Strachan led an eclectic bunch of people interested in Burma on a bit of adventure along the Irrawaddy, in 1995. The success of that trip led to others, and eventually Pandaw has chosen to ply river ships along select waterways, an endeavour that have proven a hit.

The river ships are made of teak and brass, and most have been built in Yangon and Saigon. Pandaw has also set up a team to build ships at the Thai/Laos border.

By floating into Burma, Cambodia, Vietnam, Laos, China and Borneo, the fleet of 17 boats — anything from five to 30 cabins — give the visitor a more intimate view of life in the rural areas of Asia. The all-inclusive expeditions range from a week to a fortnight, and some are booked up to a year in advance.

Cruising from Laos To China.

Its latest ship is the RV Kapuas Pandaw, a 12-cabin river ship that will lead the seven-night inaugural river expedition on the Kapuas River, West Kalimantan, Borneo. This is the longest river in Indonesia, and is one of the longest island rivers in the world.

Aiding A Cause

Strachan’s time in Asia has also made him sensitive to the needs of the disadvantaged in society. As he profits from his business, he is also keen to give back, by offering employment, procuring rations from local communities and fostering an economic cycle of activity that would be beneficial beyond Pandaw’s bottom line.
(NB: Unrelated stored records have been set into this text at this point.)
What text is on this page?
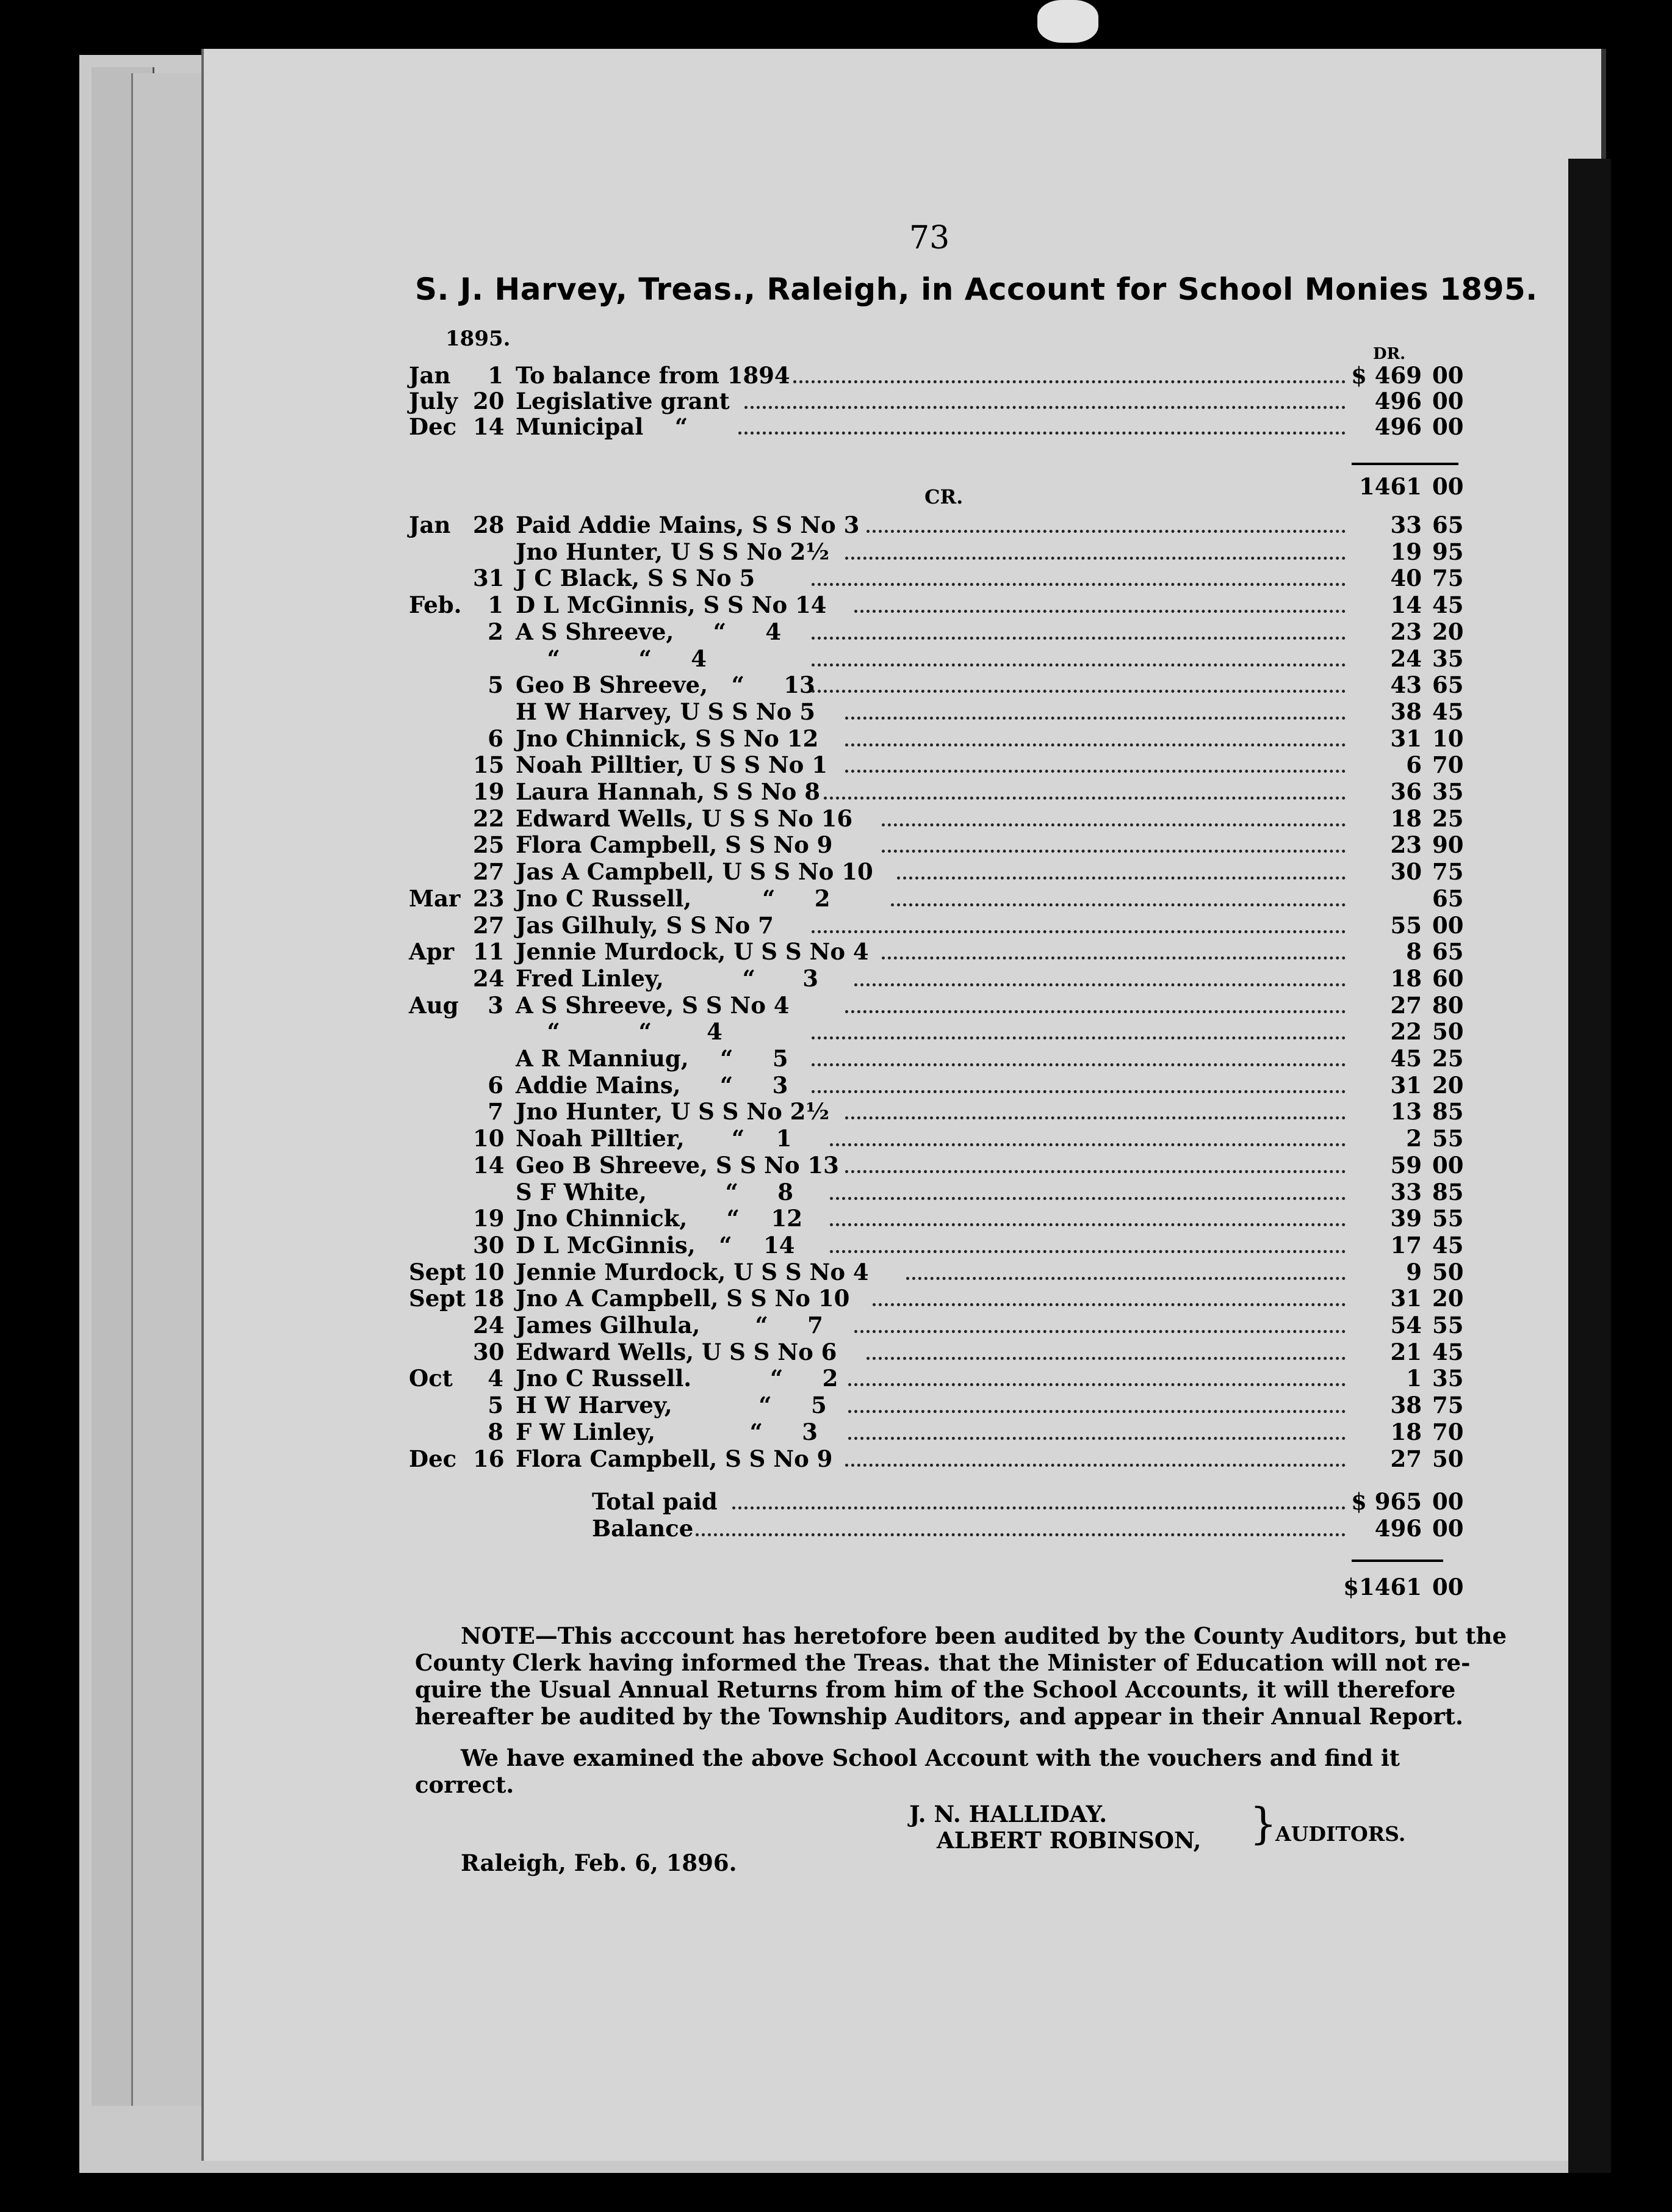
73
S. J. Harvey, Treas., Raleigh, in Account for School Monies 1895.
1895.
DR.
CR.
Jan	1 To balance from 1894	$ 469 00
July 20 Legislative grant	496 00
Dec 14 Municipal    “	496 00
1461 00
Jan 28 Paid Addie Mains, S S No 3	33 65
Jno Hunter, U S S No 2½	19 95
31 J C Black, S S No 5	40 75
Feb.	1 D L McGinnis, S S No 14	14 45
2 A S Shreeve,     “     4	23 20
“          “     4	24 35
5 Geo B Shreeve,   “     13	43 65
H W Harvey, U S S No 5	38 45
6 Jno Chinnick, S S No 12	31 10
15 Noah Pilltier, U S S No 1	6 70
19 Laura Hannah, S S No 8	36 35
22 Edward Wells, U S S No 16	18 25
25 Flora Campbell, S S No 9	23 90
27 Jas A Campbell, U S S No 10	30 75
Mar 23 Jno C Russell,         “     2	65
27 Jas Gilhuly, S S No 7	55 00
Apr 11 Jennie Murdock, U S S No 4	8 65
24 Fred Linley,          “      3	18 60
Aug	3 A S Shreeve, S S No 4	27 80
“          “       4	22 50
A R Manniug,    “     5	45 25
6 Addie Mains,     “     3	31 20
7 Jno Hunter, U S S No 2½	13 85
10 Noah Pilltier,      “    1	2 55
14 Geo B Shreeve, S S No 13	59 00
S F White,          “     8	33 85
19 Jno Chinnick,     “    12	39 55
30 D L McGinnis,   “    14	17 45
Sept 10 Jennie Murdock, U S S No 4	9 50
Sept 18 Jno A Campbell, S S No 10	31 20
24 James Gilhula,       “     7	54 55
30 Edward Wells, U S S No 6	21 45
Oct	4 Jno C Russell.          “     2	1 35
5 H W Harvey,           “     5	38 75
8 F W Linley,            “     3	18 70
Dec 16 Flora Campbell, S S No 9	27 50
Total paid	$ 965 00
Balance	496 00
$1461 00
NOTE—This acccount has heretofore been audited by the County Auditors, but the
County Clerk having informed the Treas. that the Minister of Education will not re-
quire the Usual Annual Returns from him of the School Accounts, it will therefore
hereafter be audited by the Township Auditors, and appear in their Annual Report.
We have examined the above School Account with the vouchers and find it
correct.
J. N. HALLIDAY.
ALBERT ROBINSON, }
AUDITORS.
Raleigh, Feb. 6, 1896.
However, with the rural to urban shift — for the first time, there are more people living in the cities than in the countryside — the fortunes of rural communities are on the decline.

Fiery sunset in Borneo.

Strachan established the Pandaw charity in 2008, to support the education and healthcare efforts in Burma. Driven by donations from passengers and a share from the Pandaw River Expeditions, it finds a balance between creating employment for local communities and lending an uplifting hand for communities that might otherwise be left behind.